In this notebook I work through the Implementing Text Pre-processing Using NLTK exercise from the [intro to NLP course by Shivam Bansal](https://courses.analyticsvidhya.com/courses/Intro-to-NLP).

In [5]:
import nltk

In [62]:
# First need to download punkt to tokenize sentences and wordnet to lemmatize
nltk.download('punkt')
nltk.download('wordnet')

[nltk_data] Downloading package punkt to /Users/pdrew/nltk_data...
[nltk_data]   Package punkt is already up-to-date!
[nltk_data] Downloading package wordnet to /Users/pdrew/nltk_data...
[nltk_data]   Unzipping corpora/wordnet.zip.


True

In [22]:
text = 'Last night Oliver was sick. He walked around the bedroom a lot and tried to get our attention\
        but I was asleep and Lina did not understand he was feeling sick because he was not displaying\
        his usual tells.'

In [23]:
# separate out the sentences
sents = nltk.tokenize.sent_tokenize(text)

print('n sentences:', len(sents), '\n')

for i in range(len(sents)):
    print('sentence', str(i), ":", sents[i])

n sentences: 2 

sentence 0 : Last night Oliver was sick.
sentence 1 : He walked around the bedroom a lot and tried to get our attention        but I was asleep and Lina did not understand he was feeling sick because he was not displaying        his usual tells.


In [68]:
# now let's tokenize words instead of sentences
words = nltk.tokenize.word_tokenize(text)

print('the first 10 words are:', words[:10])

the first 10 words are: ['Last', 'night', 'Oliver', 'was', 'sick', '.', 'He', 'walked', 'around', 'the']


# Stemming
Now let's try removing the affixes from words, leaving just the stems

In [69]:
# make a stemmer object
stemmer = nltk.stem.PorterStemmer()

print(words)

['Last', 'night', 'Oliver', 'was', 'sick', '.', 'He', 'walked', 'around', 'the', 'bedroom', 'a', 'lot', 'and', 'tried', 'to', 'get', 'our', 'attention', 'but', 'I', 'was', 'asleep', 'and', 'Lina', 'did', 'not', 'understand', 'he', 'was', 'feeling', 'sick', 'because', 'he', 'was', 'not', 'displaying', 'his', 'usual', 'tells', '.']


In [70]:
# let's try stemming each of the words from the story above

# singles = [stemmer.stem(words) for word in words]

singles = words.copy()
for i in range(len(words)):
    singles[i] = stemmer.stem(words[i])
    
print(singles)

['last', 'night', 'oliv', 'wa', 'sick', '.', 'He', 'walk', 'around', 'the', 'bedroom', 'a', 'lot', 'and', 'tri', 'to', 'get', 'our', 'attent', 'but', 'I', 'wa', 'asleep', 'and', 'lina', 'did', 'not', 'understand', 'he', 'wa', 'feel', 'sick', 'becaus', 'he', 'wa', 'not', 'display', 'hi', 'usual', 'tell', '.']

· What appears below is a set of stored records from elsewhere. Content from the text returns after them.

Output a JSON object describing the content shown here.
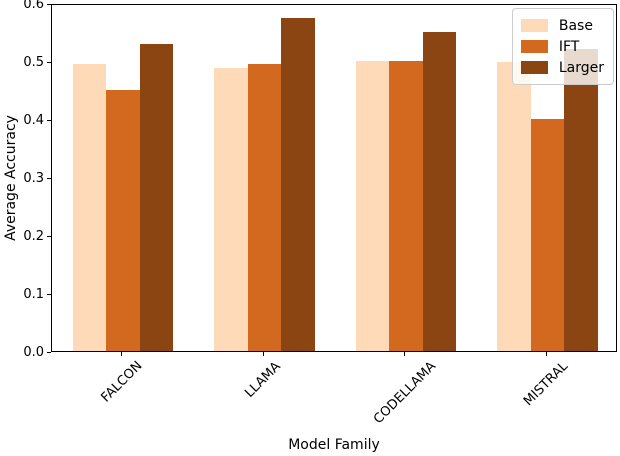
{
  "chart_data": {
    "type": "bar",
    "title": "",
    "xlabel": "Model Family",
    "ylabel": "Average Accuracy",
    "categories": [
      "FALCON",
      "LLAMA",
      "CODELLAMA",
      "MISTRAL"
    ],
    "series": [
      {
        "name": "Base",
        "color": "#FFDAB9",
        "values": [
          0.495,
          0.4875,
          0.5,
          0.4975
        ]
      },
      {
        "name": "IFT",
        "color": "#D2691E",
        "values": [
          0.45,
          0.495,
          0.5,
          0.4
        ]
      },
      {
        "name": "Larger",
        "color": "#8B4513",
        "values": [
          0.53,
          0.575,
          0.55,
          0.52
        ]
      }
    ],
    "ylim": [
      0.0,
      0.6
    ],
    "yticks": [
      0.0,
      0.1,
      0.2,
      0.3,
      0.4,
      0.5,
      0.6
    ],
    "ytick_labels": [
      "0.0",
      "0.1",
      "0.2",
      "0.3",
      "0.4",
      "0.5",
      "0.6"
    ],
    "x_tick_rotation": 45,
    "grid": false,
    "legend": {
      "position": "upper right",
      "labels": [
        "Base",
        "IFT",
        "Larger"
      ]
    }
  },
  "style": {
    "background": "#ffffff",
    "spine_color": "#000000",
    "legend_border": "#cccccc"
  }
}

We see that some of these stemmed words are no longer words in the dictionary, for example oliver became oliv and was became wa. For this reason stemming is not a good tool for the normalization of text. Lemmatizing is a better choice than stemming for this.

In [73]:
lem = nltk.stem.WordNetLemmatizer()

singles = words.copy()
for i in range(len(words)):
    singles[i] = lem.lemmatize(words[i])
    
print(singles)

['Last', 'night', 'Oliver', 'wa', 'sick', '.', 'He', 'walked', 'around', 'the', 'bedroom', 'a', 'lot', 'and', 'tried', 'to', 'get', 'our', 'attention', 'but', 'I', 'wa', 'asleep', 'and', 'Lina', 'did', 'not', 'understand', 'he', 'wa', 'feeling', 'sick', 'because', 'he', 'wa', 'not', 'displaying', 'his', 'usual', 'tell', '.']


Lemmatization did better, but still fails to work on the word 'was'.